We need to ‘encourage countries and authorities to apply every measure needed to contain those websites that threaten human dignity,’ Pope Francis said, adding the Church should consider raising the age limit of the crime, specified by Pope Benedict XVI in 2010 of ‘the acquisition, possession or distribution by a cleric of pornographic images of minors’ to above its current limit of 14 years old.
‘I would like to stress the important need to turn this evil into an opportunity for purification,’ Pope Francis said, thanking priests and faithful Catholics who have silently and faithfully lived out their vows of celibacy.

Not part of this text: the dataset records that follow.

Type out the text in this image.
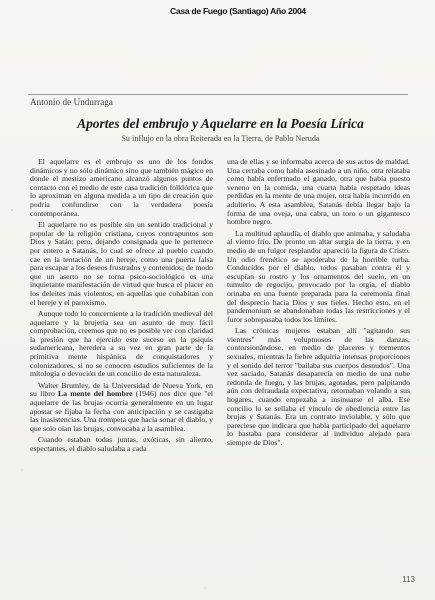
Casa de Fuego (Santiago) Año 2004
Antonio de Undurraga
Aportes del embrujo y Aquelarre en la Poesía Lírica
Su influjo en la obra Reiterada en la Tierra, de Pablo Neruda

El aquelarre es el embrujo es uno de los fondos dinámicos y no sólo dinámico sino que también mágico en donde el mestizo americano alcanzó algunos puntos de contacto con el medio de este casa tradición folklórica que lo aproximan en alguna medida a un tipo de creación que podría confundirse con la verdadera poesía contemporánea.

El aquelarre no es posible sin un sentido tradicional y popular de la religión cristiana, cuyos contrapuntos son Dios y Satán; pero, dejando consignada que le pertenece por entero a Satanás, lo cual se ofrece al pueblo cuando cae en la tentación de un hereje, como una puerta falsa para escapar a los deseos frustrados y contenidos; de modo que un aserto no se torna psico-sociológico es una inquietante manifestación de virtud que busca el placer en los deleites más violentos, en aquellas que cohabitan con el hereje y el paroxismo.

Aunque todo lo concerniente a la tradición medieval del aquelarre y la brujería sea un asunto de muy fácil comprobación, creemos que no es posible ver con claridad la presión que ha ejercido este suceso en la psiquis sudamericana, heredera a su vez en gran parte de la primitiva mente hispánica de conquistadores y colonizadores, si no se conocen estudios suficientes de la mitología o devoción de un concilio de esta naturaleza.

Walter Brumley, de la Universidad de Nueva York, en su libro La mente del hombre (1946) nos dice que "el aquelarre de las brujas ocurría generalmente en un lugar apostar se fijaba la fecha con anticipación y se castigaba las inasistencias. Una trompeta que hacía sonar el diablo, y que solo oían las brujas, convocaba a la asamblea.

Cuando estaban todas juntas, exóticas, sin aliento, espectantes, el diablo saludaba a cada

una de ellas y se informaba acerca de sus actos de maldad. Una cerraba como había asesinado a un niño, otra relataba como había enfermado el ganado, otra que había puesto veneno en la comida, una cuarta había respetado ideas perdidas en la mente de una mujer, otra había incurrido en adulterio. A esta asamblea, Satanás debía llegar bajo la forma de una oveja, una cabra, un toro o un gigantesco hombre negro.

La multitud aplaudía, el diablo que animaba, y saludaba al viento frío. De pronto un altar surgía de la tierra, y en medio de un fulgor resplandor apareció la figura de Cristo. Un odio frenético se apoderaba de la horrible turba. Conducidos por el diablo, todos pasaban contra él y escupían su rostro y los ornamentos del suelo, en un tumulto de regocijo, provocado por la orgía, el diablo orinaba en una fuente preparada para la ceremonia final del desprecio hacia Dios y sus fieles. Hecho esto, en el pandemonium se abandonaban todas las restricciones y el furor sobrepasaba todos los límites.

Las crónicas mujeres estaban allí "agitando sus vientres" más voluptuosos de las danzas, contorsionándose, en medio de placeres y tormentos sexuales, mientras la fiebre adquiría intensas proporciones y el sonido del terror "bailaba sus cuerpos desnudos". Una vez saciado, Satanás desaparecía en medio de una nube redonda de fuego, y las brujas, agotadas, pero palpitando aún con defraudada expectativa, retornaban volando a sus hogares, cuando empezaba a insinuarse el alba. Ese concilio lo se sellaba el vínculo de obediencia entre las brujas y Satanás. Era un contrato inviolable, y sólo que pareciese que indicara que había participado del aquelarre lo bastaba para considerar al individuo alejado para siempre de Dios".

113
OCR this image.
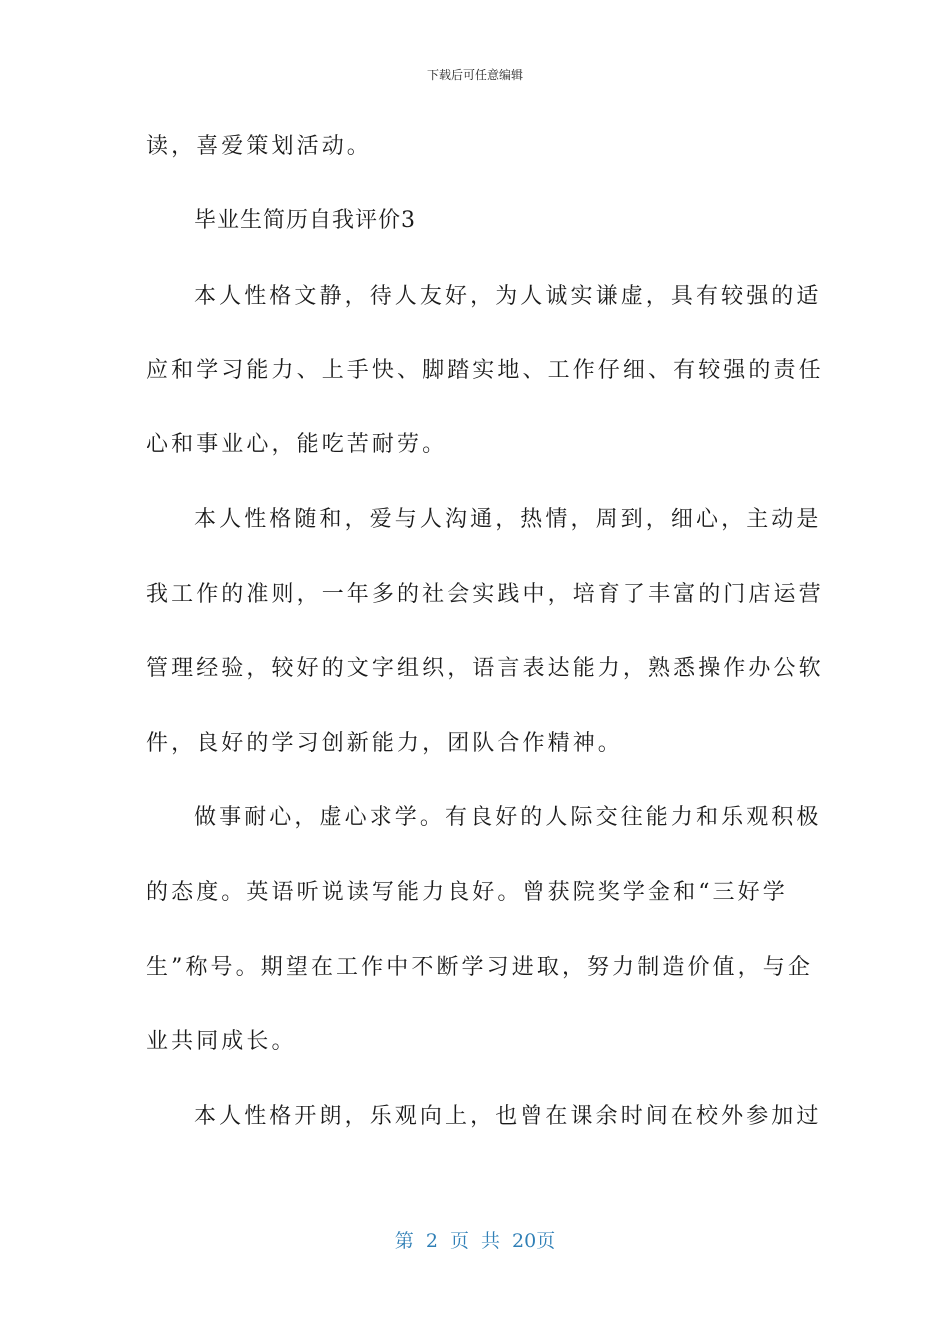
下载后可任意编辑
读，喜爱策划活动。
毕业生简历自我评价3
本人性格文静，待人友好，为人诚实谦虚，具有较强的适
应和学习能力、上手快、脚踏实地、工作仔细、有较强的责任
心和事业心，能吃苦耐劳。
本人性格随和，爱与人沟通，热情，周到，细心，主动是
我工作的准则，一年多的社会实践中，培育了丰富的门店运营
管理经验，较好的文字组织，语言表达能力，熟悉操作办公软
件，良好的学习创新能力，团队合作精神。
做事耐心，虚心求学。有良好的人际交往能力和乐观积极
的态度。英语听说读写能力良好。曾获院奖学金和“三好学
生”称号。期望在工作中不断学习进取，努力制造价值，与企
业共同成长。
本人性格开朗，乐观向上，也曾在课余时间在校外参加过
第 2 页 共 20页
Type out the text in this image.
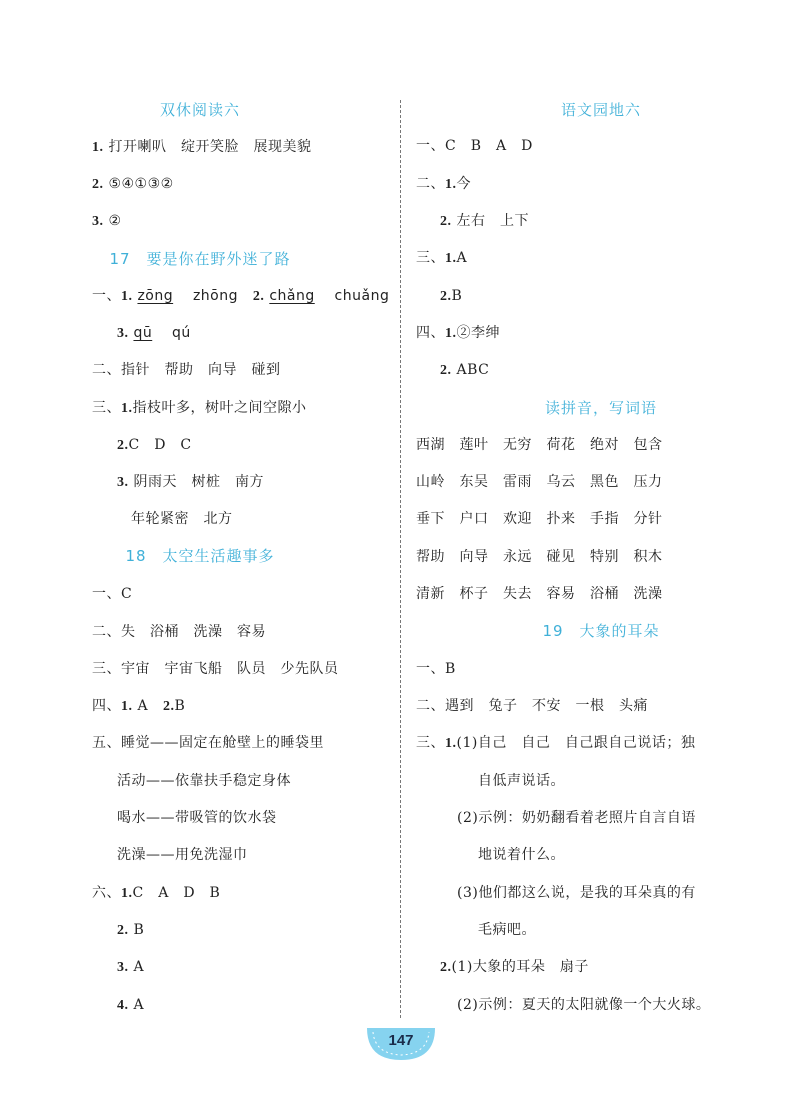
双休阅读六
1. 打开喇叭　绽开笑脸　展现美貌
2. ⑤④①③②
3. ②
17　要是你在野外迷了路
一、1. zōng zhōng 2. chǎng chuǎng
3. qū qú
二、指针　帮助　向导　碰到
三、1.指枝叶多，树叶之间空隙小
2.C　D　C
3. 阴雨天　树桩　南方
年轮紧密　北方
18　太空生活趣事多
一、C
二、失　浴桶　洗澡　容易
三、宇宙　宇宙飞船　队员　少先队员
四、1. A 2.B
五、睡觉——固定在舱壁上的睡袋里
活动——依靠扶手稳定身体
喝水——带吸管的饮水袋
洗澡——用免洗湿巾
六、1.C　A　D　B
2. B
3. A
4. A
语文园地六
一、C　B　A　D
二、1.今
2. 左右　上下
三、1.A
2.B
四、1.②李绅
2. ABC
读拼音，写词语
西湖　莲叶　无穷　荷花　绝对　包含
山岭　东吴　雷雨　乌云　黑色　压力
垂下　户口　欢迎　扑来　手指　分针
帮助　向导　永远　碰见　特别　积木
清新　杯子　失去　容易　浴桶　洗澡
19　大象的耳朵
一、B
二、遇到　兔子　不安　一根　头痛
三、1.(1)自己　自己　自己跟自己说话；独
自低声说话。
(2)示例：奶奶翻看着老照片自言自语
地说着什么。
(3)他们都这么说，是我的耳朵真的有
毛病吧。
2.(1)大象的耳朵　扇子
(2)示例：夏天的太阳就像一个大火球。
147
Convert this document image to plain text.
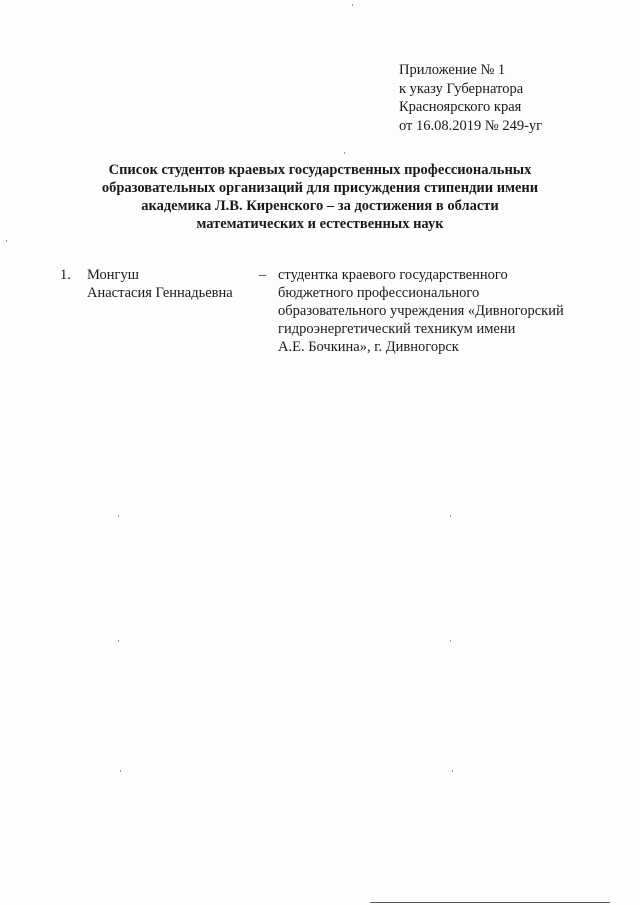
Приложение № 1
к указу Губернатора
Красноярского края
от 16.08.2019 № 249-уг
Список студентов краевых государственных профессиональных
образовательных организаций для присуждения стипендии имени
академика Л.В. Киренского – за достижения в области
математических и естественных наук
1. Монгуш
Анастасия Геннадьевна
– студентка краевого государственного
бюджетного профессионального
образовательного учреждения «Дивногорский
гидроэнергетический техникум имени
А.Е. Бочкина», г. Дивногорск
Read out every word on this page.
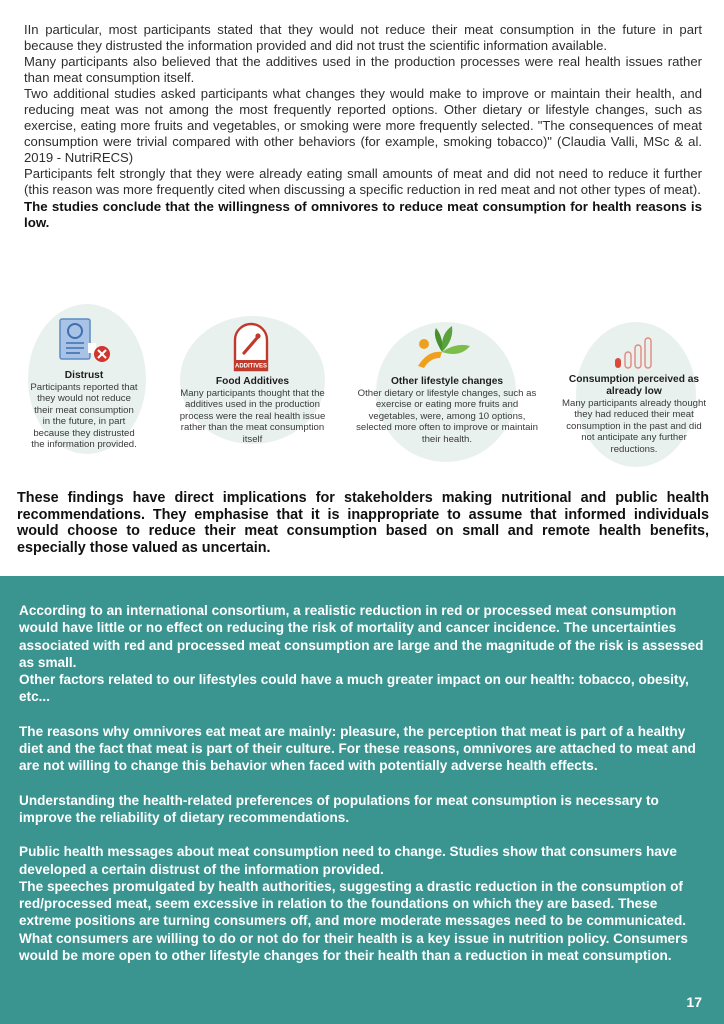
IIn particular, most participants stated that they would not reduce their meat consumption in the future in part because they distrusted the information provided and did not trust the scientific information available.

Many participants also believed that the additives used in the production processes were real health issues rather than meat consumption itself.

Two additional studies asked participants what changes they would make to improve or maintain their health, and reducing meat was not among the most frequently reported options. Other dietary or lifestyle changes, such as exercise, eating more fruits and vegetables, or smoking were more frequently selected. "The consequences of meat consumption were trivial compared with other behaviors (for example, smoking tobacco)" (Claudia Valli, MSc & al. 2019 - NutriRECS)

Participants felt strongly that they were already eating small amounts of meat and did not need to reduce it further (this reason was more frequently cited when discussing a specific reduction in red meat and not other types of meat).

The studies conclude that the willingness of omnivores to reduce meat consumption for health reasons is low.

Distrust
Participants reported that they would not reduce their meat consumption in the future, in part because they distrusted the information provided.
ADDITIVES
Food Additives
Many participants thought that the additives used in the production process were the real health issue rather than the meat consumption itself
Other lifestyle changes
Other dietary or lifestyle changes, such as exercise or eating more fruits and vegetables, were, among 10 options, selected more often to improve or maintain their health.
Consumption perceived as already low
Many participants already thought they had reduced their meat consumption in the past and did not anticipate any further reductions.
These findings have direct implications for stakeholders making nutritional and public health recommendations. They emphasise that it is inappropriate to assume that informed individuals would choose to reduce their meat consumption based on small and remote health benefits, especially those valued as uncertain.

According to an international consortium, a realistic reduction in red or processed meat consumption would have little or no effect on reducing the risk of mortality and cancer incidence. The uncertainties associated with red and processed meat consumption are large and the magnitude of the risk is assessed as small.

Other factors related to our lifestyles could have a much greater impact on our health: tobacco, obesity, etc...

The reasons why omnivores eat meat are mainly: pleasure, the perception that meat is part of a healthy diet and the fact that meat is part of their culture. For these reasons, omnivores are attached to meat and are not willing to change this behavior when faced with potentially adverse health effects.

Understanding the health-related preferences of populations for meat consumption is necessary to improve the reliability of dietary recommendations.

Public health messages about meat consumption need to change. Studies show that consumers have developed a certain distrust of the information provided.

The speeches promulgated by health authorities, suggesting a drastic reduction in the consumption of red/processed meat, seem excessive in relation to the foundations on which they are based. These extreme positions are turning consumers off, and more moderate messages need to be communicated. What consumers are willing to do or not do for their health is a key issue in nutrition policy. Consumers would be more open to other lifestyle changes for their health than a reduction in meat consumption.

17
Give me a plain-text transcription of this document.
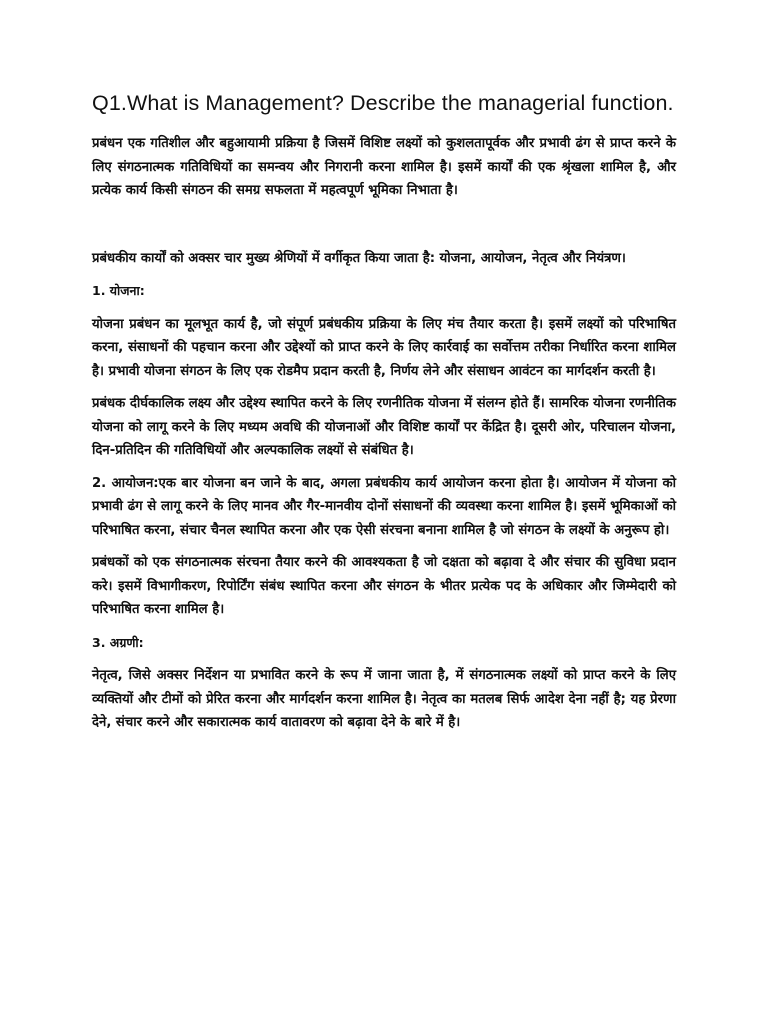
Q1.What is Management? Describe the managerial function.

प्रबंधन एक गतिशील और बहुआयामी प्रक्रिया है जिसमें विशिष्ट लक्ष्यों को कुशलतापूर्वक और प्रभावी ढंग से प्राप्त करने के लिए संगठनात्मक गतिविधियों का समन्वय और निगरानी करना शामिल है। इसमें कार्यों की एक श्रृंखला शामिल है, और प्रत्येक कार्य किसी संगठन की समग्र सफलता में महत्वपूर्ण भूमिका निभाता है।

प्रबंधकीय कार्यों को अक्सर चार मुख्य श्रेणियों में वर्गीकृत किया जाता है: योजना, आयोजन, नेतृत्व और नियंत्रण।

1. योजना:

योजना प्रबंधन का मूलभूत कार्य है, जो संपूर्ण प्रबंधकीय प्रक्रिया के लिए मंच तैयार करता है। इसमें लक्ष्यों को परिभाषित करना, संसाधनों की पहचान करना और उद्देश्यों को प्राप्त करने के लिए कार्रवाई का सर्वोत्तम तरीका निर्धारित करना शामिल है। प्रभावी योजना संगठन के लिए एक रोडमैप प्रदान करती है, निर्णय लेने और संसाधन आवंटन का मार्गदर्शन करती है।

प्रबंधक दीर्घकालिक लक्ष्य और उद्देश्य स्थापित करने के लिए रणनीतिक योजना में संलग्न होते हैं। सामरिक योजना रणनीतिक योजना को लागू करने के लिए मध्यम अवधि की योजनाओं और विशिष्ट कार्यों पर केंद्रित है। दूसरी ओर, परिचालन योजना, दिन-प्रतिदिन की गतिविधियों और अल्पकालिक लक्ष्यों से संबंधित है।

2. आयोजन:एक बार योजना बन जाने के बाद, अगला प्रबंधकीय कार्य आयोजन करना होता है। आयोजन में योजना को प्रभावी ढंग से लागू करने के लिए मानव और गैर-मानवीय दोनों संसाधनों की व्यवस्था करना शामिल है। इसमें भूमिकाओं को परिभाषित करना, संचार चैनल स्थापित करना और एक ऐसी संरचना बनाना शामिल है जो संगठन के लक्ष्यों के अनुरूप हो।

प्रबंधकों को एक संगठनात्मक संरचना तैयार करने की आवश्यकता है जो दक्षता को बढ़ावा दे और संचार की सुविधा प्रदान करे। इसमें विभागीकरण, रिपोर्टिंग संबंध स्थापित करना और संगठन के भीतर प्रत्येक पद के अधिकार और जिम्मेदारी को परिभाषित करना शामिल है।

3. अग्रणी:

नेतृत्व, जिसे अक्सर निर्देशन या प्रभावित करने के रूप में जाना जाता है, में संगठनात्मक लक्ष्यों को प्राप्त करने के लिए व्यक्तियों और टीमों को प्रेरित करना और मार्गदर्शन करना शामिल है। नेतृत्व का मतलब सिर्फ आदेश देना नहीं है; यह प्रेरणा देने, संचार करने और सकारात्मक कार्य वातावरण को बढ़ावा देने के बारे में है।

‘The best results and the most effective resolution that we can offer to the victims, to the People of Holy Mother Church and to the entire world, are the commitment to personal and collective conversion, the humility of learning, listening, assisting and protecting the most vulnerable,’ he said.
‘In people’s justified anger, the Church sees the reflection of the wrath of God, betrayed and insulted by these deceitful consecrated persons. The echo of the silent cry of the little ones who, instead of finding in them fathers and spiritual guides, encountered tormentors, will shake hearts dulled by hypocrisy and by power. It is our duty to pay close heed to this silent, choked cry,’ Pope Francis said.
The Pope made a ‘heartfelt appeal for an all-out battle against the abuse of minors both sexually and in other areas, on the part of all authorities and individuals, for we are dealing with abominable crimes that must be erased from the face of the earth.’
The Vatican vowed new anti-abuse guidelines for the Vatican City State, a handbook outlining the procedures to follow in abuse cases, and new task forces to help bishops’ conferences and dioceses that lack the resources to implement anti-abuse protocols on their own.
The summit saw the announcement of a plan for task forces to help under-resourced bishops’ conferences struggling to come up with strong child-protection norms. Additionally, there are plans to revise and create new canon laws. This includes legislation governing the prevention of abuse in the Vatican and the Roman Curia, a change to the Pontifical Secret – a code of confidentiality used in the church – and an amendment to Francis’ legal ruling ‘Come una Madre Amorevole’ (‘As a Loving Mother”), holding bishops accountable.
Those attending the meeting were also presented with a step-by-step plan to hold bishops accountable for allegations of sexual misconduct or of negligence in abuse cases.
The work of implementing the summit is now being worked on by the organisers and the Roman Curia.
The Pope’s summit demonstrated he is taking this crisis seriously, is facing up to the awful reality of crimes committed by clergy and is preparing to take all the necessary steps to ensure that the church is a safe place for children.